Hace muy poco revisé Inland Empire. David Lynch la filmó con una cámara baratísima - se pueden encontrar modelos a la venta por 300 euros -, prácticamente sin guión, grabando cuando podía. Exceptuando sus cortometrajes, esta es su película más guerrillera. Sorda a cualquier tendencia estética de su tiempo, sus imágenes desprenden una suerte de aura digital: los píxeles sustituyen al grano fotoquímico; su exagerada profundidad de campo, tan brutal como la del ojo humano, parece sin embargo totalmente artificial; el ruido en las imágenes de baja iluminación emborrona los espacios. Todo se organiza en una estética completamente ajena a la del cine convencional. Las imágenes que algunas de las cámaras de vídeo y digitales de principios de siglo producen contienen esa aura. No hay más que ver el otro gran hito del cine narrativo digital, Miami Vice, para darse cuenta de que allí nació y murió una estética, igual que lo hizo en Inland Empire. 

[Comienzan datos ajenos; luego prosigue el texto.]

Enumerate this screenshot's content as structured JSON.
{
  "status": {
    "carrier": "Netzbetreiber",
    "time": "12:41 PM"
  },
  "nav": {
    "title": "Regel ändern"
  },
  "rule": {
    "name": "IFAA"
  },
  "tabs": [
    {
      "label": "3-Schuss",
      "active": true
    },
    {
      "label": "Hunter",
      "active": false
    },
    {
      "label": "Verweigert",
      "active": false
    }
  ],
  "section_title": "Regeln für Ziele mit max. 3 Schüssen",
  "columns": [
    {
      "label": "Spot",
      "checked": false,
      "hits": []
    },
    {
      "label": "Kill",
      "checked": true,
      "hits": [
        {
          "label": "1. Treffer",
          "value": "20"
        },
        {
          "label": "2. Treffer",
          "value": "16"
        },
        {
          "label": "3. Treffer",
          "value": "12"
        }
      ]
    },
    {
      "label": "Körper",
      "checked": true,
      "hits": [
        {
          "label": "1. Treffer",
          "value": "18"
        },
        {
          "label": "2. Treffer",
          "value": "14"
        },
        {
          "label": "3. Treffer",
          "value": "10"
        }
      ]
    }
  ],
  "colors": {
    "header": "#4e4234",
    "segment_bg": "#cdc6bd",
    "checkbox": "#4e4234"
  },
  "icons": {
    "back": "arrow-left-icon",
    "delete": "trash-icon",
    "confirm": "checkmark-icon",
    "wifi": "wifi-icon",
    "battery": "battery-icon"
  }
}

Lynch hizo de la necesidad virtud, y encontró en esta estética un espacio de experimentación pero también la posibilidad de desarrollar una producción industrial al margen de la industria - poniendo un poco en entredicho aquello que dijo Mitry. No es cuestión de ser cínico y claudicar ante la imposibilidad de escapar del sistema de producción neoliberal, justificándolo como inevitable, sino hacer de la necesidad virtud y encontrar en los recovecos del sistema nuevas formas de expresión. Estoy seguro de que Lynch podrá seguir creando y experimentando hasta el día de su muerte. Si Dino de Laurentiis no acabó con él, no lo va a hacer un enfisema.